3.1. Chip fabrication and TEER measurement in the chip
The overall design of the GBA chip was based on our previous gut-liver chip models (Lee et al., 2017; S. Y. Lee & J. H. Sung, 2018). The GBA chip consists of two parts, gut barrier module and BBB module, which can be easily assembled and separated (Fig. 2). Each module has channels to provide fluidic flow (Shemesh et al., 2015), and porous membranes to support cell culture and reproduce the barrier function of corresponding tissues.
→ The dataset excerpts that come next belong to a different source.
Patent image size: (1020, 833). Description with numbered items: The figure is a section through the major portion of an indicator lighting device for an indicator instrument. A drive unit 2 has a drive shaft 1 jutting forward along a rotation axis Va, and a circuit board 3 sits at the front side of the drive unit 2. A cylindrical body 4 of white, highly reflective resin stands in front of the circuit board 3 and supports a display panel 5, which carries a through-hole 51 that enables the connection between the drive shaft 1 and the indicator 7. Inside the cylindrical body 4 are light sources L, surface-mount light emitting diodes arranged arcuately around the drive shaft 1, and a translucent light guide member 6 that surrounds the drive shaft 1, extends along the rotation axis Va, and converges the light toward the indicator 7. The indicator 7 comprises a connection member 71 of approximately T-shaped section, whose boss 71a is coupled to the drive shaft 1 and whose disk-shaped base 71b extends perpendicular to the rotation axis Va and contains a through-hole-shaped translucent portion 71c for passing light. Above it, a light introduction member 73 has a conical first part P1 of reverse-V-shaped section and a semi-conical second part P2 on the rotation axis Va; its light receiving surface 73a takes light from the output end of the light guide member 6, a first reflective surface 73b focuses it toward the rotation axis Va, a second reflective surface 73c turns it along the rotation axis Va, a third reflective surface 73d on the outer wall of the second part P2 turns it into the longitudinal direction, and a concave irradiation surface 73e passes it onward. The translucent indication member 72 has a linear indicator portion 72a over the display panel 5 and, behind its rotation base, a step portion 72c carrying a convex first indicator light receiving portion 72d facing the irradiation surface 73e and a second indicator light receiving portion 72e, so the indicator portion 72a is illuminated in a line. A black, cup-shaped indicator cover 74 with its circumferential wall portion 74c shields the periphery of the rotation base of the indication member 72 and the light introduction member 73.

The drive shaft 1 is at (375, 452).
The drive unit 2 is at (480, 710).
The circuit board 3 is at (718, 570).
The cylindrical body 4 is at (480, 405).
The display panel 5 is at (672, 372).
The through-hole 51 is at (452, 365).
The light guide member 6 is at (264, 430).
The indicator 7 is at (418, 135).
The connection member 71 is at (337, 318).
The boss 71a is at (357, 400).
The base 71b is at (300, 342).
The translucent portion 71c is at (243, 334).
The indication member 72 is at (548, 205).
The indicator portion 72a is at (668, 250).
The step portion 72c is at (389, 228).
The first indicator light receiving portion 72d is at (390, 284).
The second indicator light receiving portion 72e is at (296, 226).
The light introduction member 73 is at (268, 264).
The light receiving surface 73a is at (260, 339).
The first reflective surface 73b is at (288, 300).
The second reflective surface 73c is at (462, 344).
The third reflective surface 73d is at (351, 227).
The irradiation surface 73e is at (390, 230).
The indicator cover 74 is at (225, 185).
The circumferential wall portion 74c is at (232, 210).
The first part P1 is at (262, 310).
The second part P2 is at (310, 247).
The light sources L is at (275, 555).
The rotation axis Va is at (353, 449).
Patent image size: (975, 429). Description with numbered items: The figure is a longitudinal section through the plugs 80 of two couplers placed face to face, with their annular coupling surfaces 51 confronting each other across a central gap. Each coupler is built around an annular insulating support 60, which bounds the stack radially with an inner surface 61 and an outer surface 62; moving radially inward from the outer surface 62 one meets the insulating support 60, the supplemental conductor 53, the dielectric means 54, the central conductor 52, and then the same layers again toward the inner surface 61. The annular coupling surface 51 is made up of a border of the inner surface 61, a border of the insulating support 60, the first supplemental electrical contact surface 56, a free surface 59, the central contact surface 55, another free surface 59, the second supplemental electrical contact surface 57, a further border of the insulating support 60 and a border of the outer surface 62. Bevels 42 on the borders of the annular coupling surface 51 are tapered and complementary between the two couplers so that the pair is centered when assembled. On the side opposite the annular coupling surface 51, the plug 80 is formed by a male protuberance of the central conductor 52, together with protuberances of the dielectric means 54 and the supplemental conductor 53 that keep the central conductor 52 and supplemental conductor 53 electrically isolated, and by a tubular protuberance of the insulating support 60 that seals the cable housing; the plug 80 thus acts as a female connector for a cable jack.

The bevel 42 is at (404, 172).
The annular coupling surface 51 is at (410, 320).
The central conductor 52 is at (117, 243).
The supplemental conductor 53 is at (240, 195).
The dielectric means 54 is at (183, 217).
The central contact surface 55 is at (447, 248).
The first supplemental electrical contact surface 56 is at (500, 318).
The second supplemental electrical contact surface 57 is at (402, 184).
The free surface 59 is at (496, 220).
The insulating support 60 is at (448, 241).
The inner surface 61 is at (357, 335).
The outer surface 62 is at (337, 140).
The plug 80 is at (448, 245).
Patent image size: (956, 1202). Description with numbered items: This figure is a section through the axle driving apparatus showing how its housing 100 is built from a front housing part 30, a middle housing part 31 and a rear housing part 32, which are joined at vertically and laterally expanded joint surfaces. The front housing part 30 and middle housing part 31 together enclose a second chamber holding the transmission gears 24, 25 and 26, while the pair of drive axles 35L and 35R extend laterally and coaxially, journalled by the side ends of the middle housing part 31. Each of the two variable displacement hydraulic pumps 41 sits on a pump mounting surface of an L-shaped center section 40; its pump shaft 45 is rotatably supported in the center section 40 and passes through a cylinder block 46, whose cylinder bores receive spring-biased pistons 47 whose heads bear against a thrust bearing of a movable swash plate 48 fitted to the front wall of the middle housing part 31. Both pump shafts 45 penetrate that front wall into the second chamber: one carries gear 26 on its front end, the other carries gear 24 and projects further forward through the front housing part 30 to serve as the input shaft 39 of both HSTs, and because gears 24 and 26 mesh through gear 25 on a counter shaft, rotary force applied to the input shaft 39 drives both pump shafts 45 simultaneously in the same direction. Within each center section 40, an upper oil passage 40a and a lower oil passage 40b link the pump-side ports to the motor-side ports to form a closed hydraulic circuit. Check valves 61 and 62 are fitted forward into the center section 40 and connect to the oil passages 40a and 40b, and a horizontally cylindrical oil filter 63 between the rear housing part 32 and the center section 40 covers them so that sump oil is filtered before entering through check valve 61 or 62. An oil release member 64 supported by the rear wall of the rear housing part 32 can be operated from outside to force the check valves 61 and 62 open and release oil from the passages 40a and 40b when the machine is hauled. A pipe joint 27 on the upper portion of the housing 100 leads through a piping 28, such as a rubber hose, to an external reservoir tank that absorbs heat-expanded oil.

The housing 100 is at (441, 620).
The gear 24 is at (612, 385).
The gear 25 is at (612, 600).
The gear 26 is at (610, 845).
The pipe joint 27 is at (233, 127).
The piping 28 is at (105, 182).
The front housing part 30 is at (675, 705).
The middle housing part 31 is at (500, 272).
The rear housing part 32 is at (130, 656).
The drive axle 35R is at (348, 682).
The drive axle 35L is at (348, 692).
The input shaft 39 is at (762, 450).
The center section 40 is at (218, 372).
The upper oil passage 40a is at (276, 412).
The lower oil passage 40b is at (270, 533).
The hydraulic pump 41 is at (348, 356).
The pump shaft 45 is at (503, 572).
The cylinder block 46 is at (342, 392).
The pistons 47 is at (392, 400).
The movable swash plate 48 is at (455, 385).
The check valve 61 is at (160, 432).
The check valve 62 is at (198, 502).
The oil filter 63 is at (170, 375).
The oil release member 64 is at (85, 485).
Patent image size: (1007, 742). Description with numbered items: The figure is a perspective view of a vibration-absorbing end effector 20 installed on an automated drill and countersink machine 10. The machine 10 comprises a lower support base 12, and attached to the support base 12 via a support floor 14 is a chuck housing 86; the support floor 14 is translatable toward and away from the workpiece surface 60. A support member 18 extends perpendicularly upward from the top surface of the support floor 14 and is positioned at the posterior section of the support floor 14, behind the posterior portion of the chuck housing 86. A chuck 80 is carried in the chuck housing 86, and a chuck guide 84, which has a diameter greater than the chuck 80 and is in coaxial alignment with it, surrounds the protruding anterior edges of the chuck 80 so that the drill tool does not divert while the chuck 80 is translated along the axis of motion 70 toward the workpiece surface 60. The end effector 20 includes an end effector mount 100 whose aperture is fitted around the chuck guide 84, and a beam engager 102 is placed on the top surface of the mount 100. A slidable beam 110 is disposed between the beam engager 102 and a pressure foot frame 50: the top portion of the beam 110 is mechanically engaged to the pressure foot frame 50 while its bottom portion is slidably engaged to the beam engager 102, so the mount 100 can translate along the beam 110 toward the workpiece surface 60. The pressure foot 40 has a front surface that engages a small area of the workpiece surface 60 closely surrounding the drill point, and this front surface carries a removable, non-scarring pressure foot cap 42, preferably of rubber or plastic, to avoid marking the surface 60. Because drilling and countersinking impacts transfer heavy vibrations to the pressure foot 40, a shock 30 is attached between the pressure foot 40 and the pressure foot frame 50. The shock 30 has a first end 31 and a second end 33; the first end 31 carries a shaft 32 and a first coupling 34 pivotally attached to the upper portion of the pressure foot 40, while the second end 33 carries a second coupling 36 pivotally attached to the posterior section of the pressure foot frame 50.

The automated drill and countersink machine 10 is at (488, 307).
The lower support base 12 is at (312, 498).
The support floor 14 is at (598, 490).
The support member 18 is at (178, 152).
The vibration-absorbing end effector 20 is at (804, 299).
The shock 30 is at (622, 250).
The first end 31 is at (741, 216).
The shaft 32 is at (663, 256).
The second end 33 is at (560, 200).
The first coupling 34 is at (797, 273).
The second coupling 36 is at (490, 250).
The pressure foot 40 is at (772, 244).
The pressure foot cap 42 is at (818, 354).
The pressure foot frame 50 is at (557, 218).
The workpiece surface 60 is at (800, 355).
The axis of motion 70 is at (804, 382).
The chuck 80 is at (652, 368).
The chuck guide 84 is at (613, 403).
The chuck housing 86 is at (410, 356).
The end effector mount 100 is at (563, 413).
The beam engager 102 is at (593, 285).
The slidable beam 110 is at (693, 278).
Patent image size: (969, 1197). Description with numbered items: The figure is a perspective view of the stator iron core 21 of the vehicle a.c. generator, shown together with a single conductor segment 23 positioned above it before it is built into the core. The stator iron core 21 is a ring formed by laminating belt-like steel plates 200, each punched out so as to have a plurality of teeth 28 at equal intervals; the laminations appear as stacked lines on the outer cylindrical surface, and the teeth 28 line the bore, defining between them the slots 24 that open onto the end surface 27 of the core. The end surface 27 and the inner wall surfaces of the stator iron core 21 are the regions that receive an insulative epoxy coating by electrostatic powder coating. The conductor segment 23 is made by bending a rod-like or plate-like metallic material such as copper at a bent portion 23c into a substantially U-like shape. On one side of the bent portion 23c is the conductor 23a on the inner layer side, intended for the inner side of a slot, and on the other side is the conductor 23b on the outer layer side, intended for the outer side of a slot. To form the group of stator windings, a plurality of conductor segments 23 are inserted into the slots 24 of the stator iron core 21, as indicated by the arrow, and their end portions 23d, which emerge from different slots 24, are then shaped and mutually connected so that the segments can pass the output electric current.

In a microfluidic chip, the current distribution through the cell layer determines TEER measurement accuracy and is affected by membrane area, probe design/shape, and microfluidic channel geometry (ávan der Meer, JungáKim, ávan der Helm, & den Berg, 2015; Elbrecht, Long, & Hickman, 2016). The measured TEER values of both cells in the chip showed similar values to those of transwell counterparts (Fig. 3). TEER values of Caco-2 and bEnd.3 were between 220 and 230 Ω*cm2 and approximately 20 Ω*cm2respectively, for both chip and static well cultures, consistent with previously reported values. The range of TEER values for Caco-2 was reported to be 100-200 Ω*cm2 and that of bEnd.3 ranged from 15 to 30 Ω*cm2(Booth & Kim, 2012; Chi et al., 2015; S. Y. Lee & J. H. Sung, 2018; Puscas et al., 2019).